Est-ce que votre offre définitive?
So where does this leave the UK?
It is clear that activation of Article 50 has the potential to lead to protracted and perhaps acrimonious negotiations among former partners. The UK's domestic concerns will need to be considered in tandem with the domestic concerns of each individual EU state, the need to be seen not to reward potential "exiters" and the EU's existential prerogative. The negotiation coincides with what are sure to be difficult elections in Germany and France. With the world polarising and the far right on the rise, the above concerns are significantly magnified.
That the UK will find it impossible to deliver the promised deal is clear. Even under the most benign of political environments the promised deal is legally and logistically impossible.
The question, therefore, is: what kind of deal can be obtained? There should be no expectation of a favourable deal being made swiftly or even at all.
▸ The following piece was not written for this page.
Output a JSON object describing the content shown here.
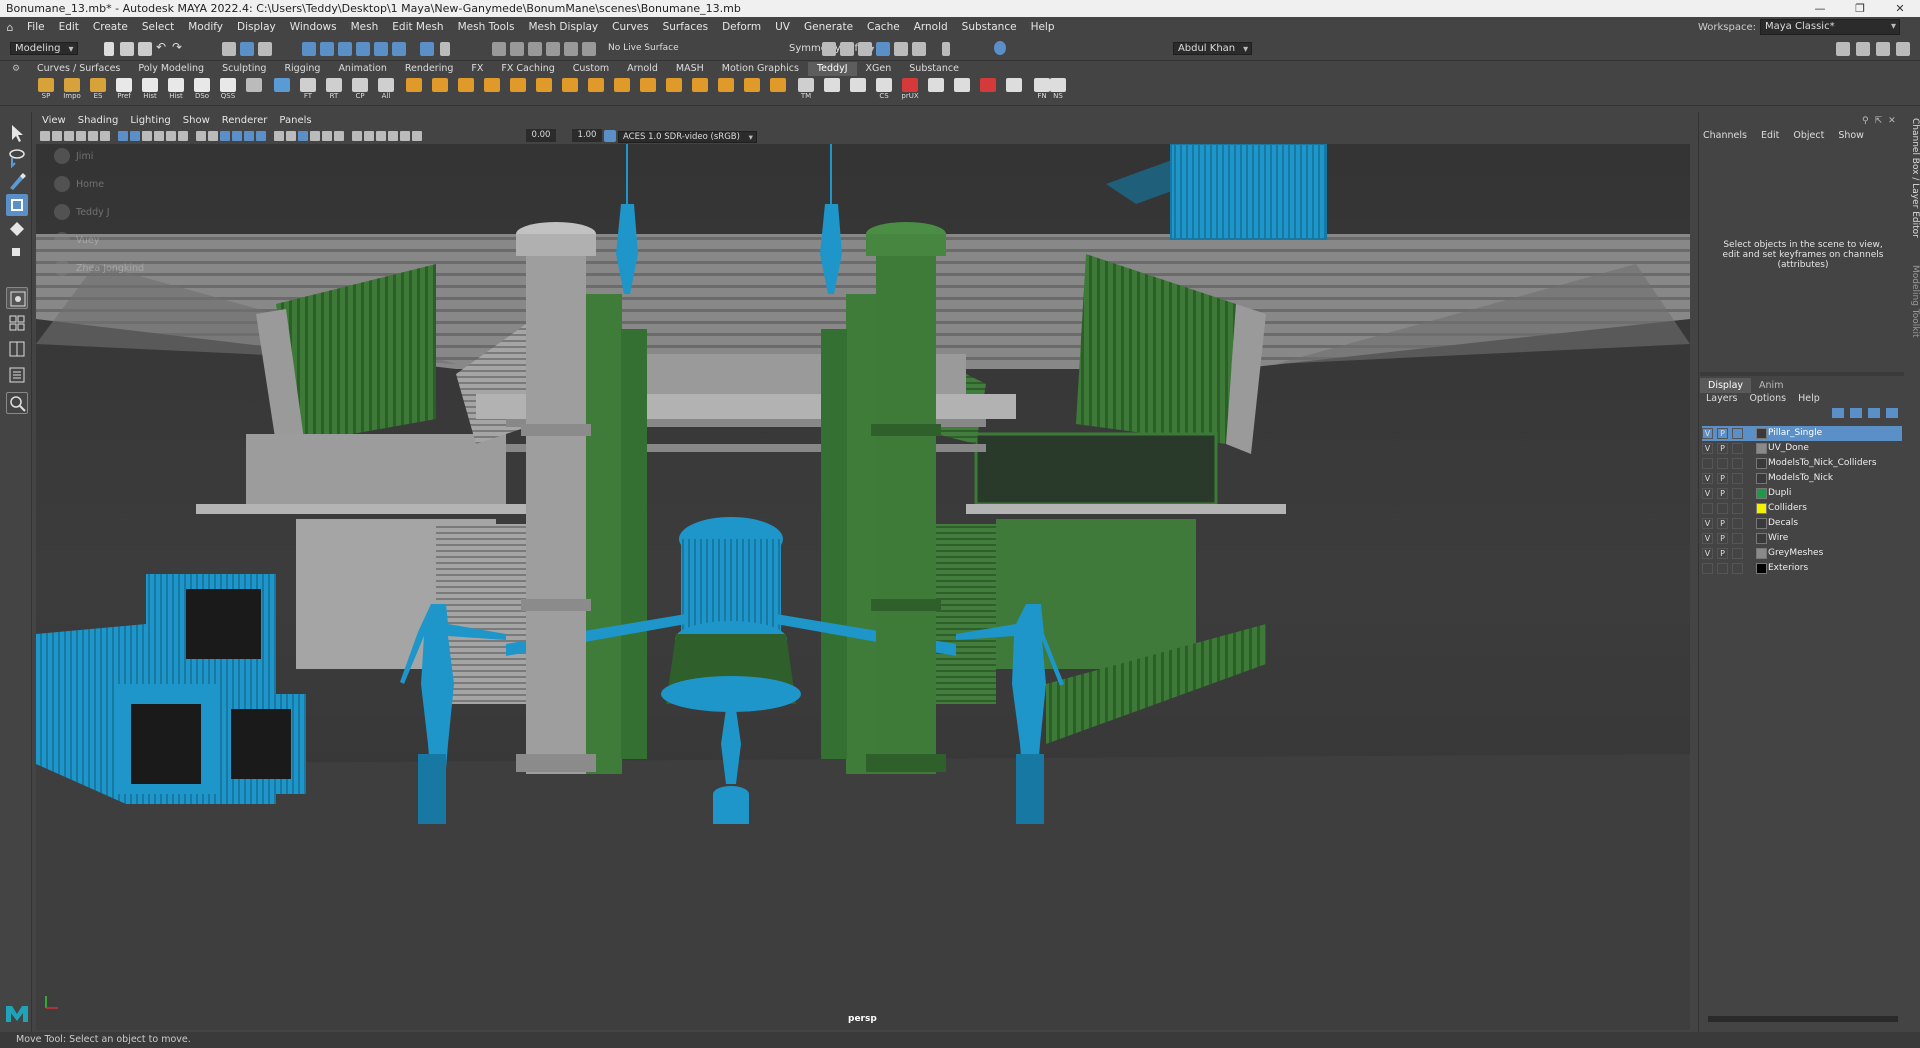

Nor should there be any expectation that access to the Single Market will be any panacea as the market seems likely to continue to evolve and expand outside the UK's influence or veto rights. This is without even considering the issue of freedom of movement which the EU has consistently stated is a pre-requisite of full Single Market access and which may well be considered to be a red-line for the UK’s negotiating team.
As the negotiations progress and this becomes apparent, one must wonder at the reaction of the UK electorate as the above becomes increasingly apparent.
JFK once said that success has a thousand fathers while failure is an orphan. As someone who craves public acclaim almost as much as he craves power, it is fair to ask whether a Prime Minister Boris Johnson has the nerve to walk out into the world, across the Rubicon and, perhaps, over the precipice without the calming and reassuring hand of public opinion on his shoulder.